« A la fin de la première journée, plus de 900 migrants avaient déjà rejoint le camp de la Linière, principalement via les bus affrétés par la mairie. A la tombée de la nuit, l’atmosphère y était détendue : les gamins couraient, les femmes étendaient leur linge, les gens prenaient le thé sous le grand hall… Un retour à un semblant de vie normale après des mois de boue et de confinement sous les tentes », commente Angélique Muller, coordinatrice du projet à Grande Synthe.
Depuis des mois, les migrants survivaient sous des tentes de camping disposées au milieu de la boue, des ordures et des rats, dans des conditions de vie indignes et dangereuses. Le déménagement s’est effectué après un long travail de sensibilisation mené par les équipes de médiateurs MSF auprès des migrants, expliquant les conditions de déménagement et de vie sur le nouveau site.
« Les migrants n’en pouvaient plus, se sentaient déshumanisés. Le Basroch était une cocotte-minute où les tensions dégénéraient rapidement en violences. La principale inquiétude des migrants était que l’entrée dans le nouveau camp soit conditionnée à la prise d’empreintes, ce qui ne sera évidemment pas le cas », ajoute Angélique Muller.
Le nouveau camp, conçu à l’origine pour 2500 personnes (nombre de migrants présents en janvier 2016), sera constitué de 375 abris en bois chauffés, pouvant contenir chacun 4 personnes. 270 abris ont déjà été construits. Si les familles et enfants y sont désormais tous logés, certains migrants ont été provisoirement placés sous des tentes chauffées. Ils devront attendre que de nouvelles places soient créées, les abris en bois étant construits au rythme d’une vingtaine par jour. La construction a coûté 2,6 millions d’Euros à MSF, financé sur fonds propres.
Le camp ne sera pas géré par MSF mais par l’association UTOPIA 56, mandatée par la mairie. Il n’y aura pas de contrôle d’identité à l’entrée du camp, dont les entrées et sorties seront libres. Les associations locales et internationales qui ont fourni pendant des mois aide et assistance sur le camp de Basroch continueront à intervenir sur le nouveau site (distribution de nourriture, biens essentiels etc.). Elles participent en outre à l’amélioration de son aménagement, via la construction de structures communautaires (écoles, cuisines etc.).

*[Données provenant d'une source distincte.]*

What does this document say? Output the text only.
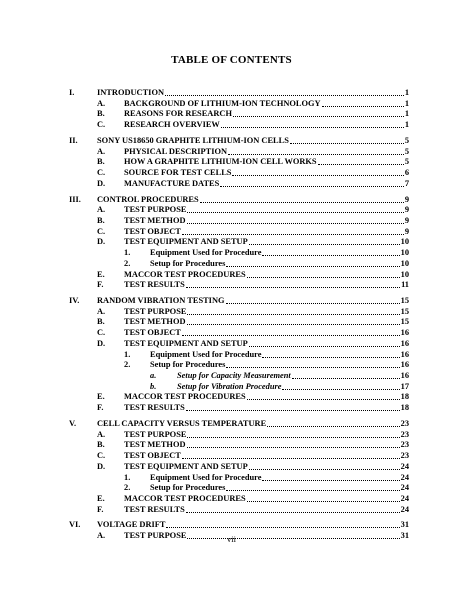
TABLE OF CONTENTS
I.	INTRODUCTION	1
A. BACKGROUND OF LITHIUM-ION TECHNOLOGY	1
B. REASONS FOR RESEARCH	1
C. RESEARCH OVERVIEW	1
II. SONY US18650 GRAPHITE LITHIUM-ION CELLS	5
A. PHYSICAL DESCRIPTION	5
B. HOW A GRAPHITE LITHIUM-ION CELL WORKS	5
C. SOURCE FOR TEST CELLS	6
D. MANUFACTURE DATES	7
III. CONTROL PROCEDURES	9
A. TEST PURPOSE	9
B. TEST METHOD	9
C. TEST OBJECT	9
D. TEST EQUIPMENT AND SETUP	10
1. Equipment Used for Procedure	10
2. Setup for Procedures	10
E. MACCOR TEST PROCEDURES	10
F. TEST RESULTS	11
IV. RANDOM VIBRATION TESTING	15
A. TEST PURPOSE	15
B. TEST METHOD	15
C. TEST OBJECT	16
D. TEST EQUIPMENT AND SETUP	16
1. Equipment Used for Procedure	16
2. Setup for Procedures	16
a. Setup for Capacity Measurement	16
b. Setup for Vibration Procedure	17
E. MACCOR TEST PROCEDURES	18
F. TEST RESULTS	18
V. CELL CAPACITY VERSUS TEMPERATURE	23
A. TEST PURPOSE	23
B. TEST METHOD	23
C. TEST OBJECT	23
D. TEST EQUIPMENT AND SETUP	24
1. Equipment Used for Procedure	24
2. Setup for Procedures	24
E. MACCOR TEST PROCEDURES	24
F. TEST RESULTS	24
VI. VOLTAGE DRIFT	31
A. TEST PURPOSE	31
vii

« L'amélioration des conditions d'accueil des migrants était devenue une véritable urgence humanitaire. Elle est la seule réponse possible face au déni de réalité et d’assistance des pouvoirs publics, qui ne voulaient pas d’un nouveau camp et qui contestent toujours le bien fondé de son ouverture », dénonce André Jincq, responsable des programmes migrations à MSF. Il ajoute : « En Europe, la construction de camps humanitaires ne peut être qu’une solution provisoire pour les populations fuyant les zones de conflit ou d’instabilité ; les politiques et les pratiques en matière de migration doivent rompre avec les méthodes inhumaines employées aujourd'hui par de nombreux Etats censées dissuader des milliers de personne sans autre option de continuer leur exode ou de reconstruire leurs vies ».
Sur le nouveau camp, MSF se recentrera principalement sur ses activités médicales. La clinique mobile autrefois présente sur le Basroch a trouvé place dans un bâtiment dédié, en partenariat avec Médecins Du Monde, Gynécologues Sans Frontières et la Croix Rouge Française.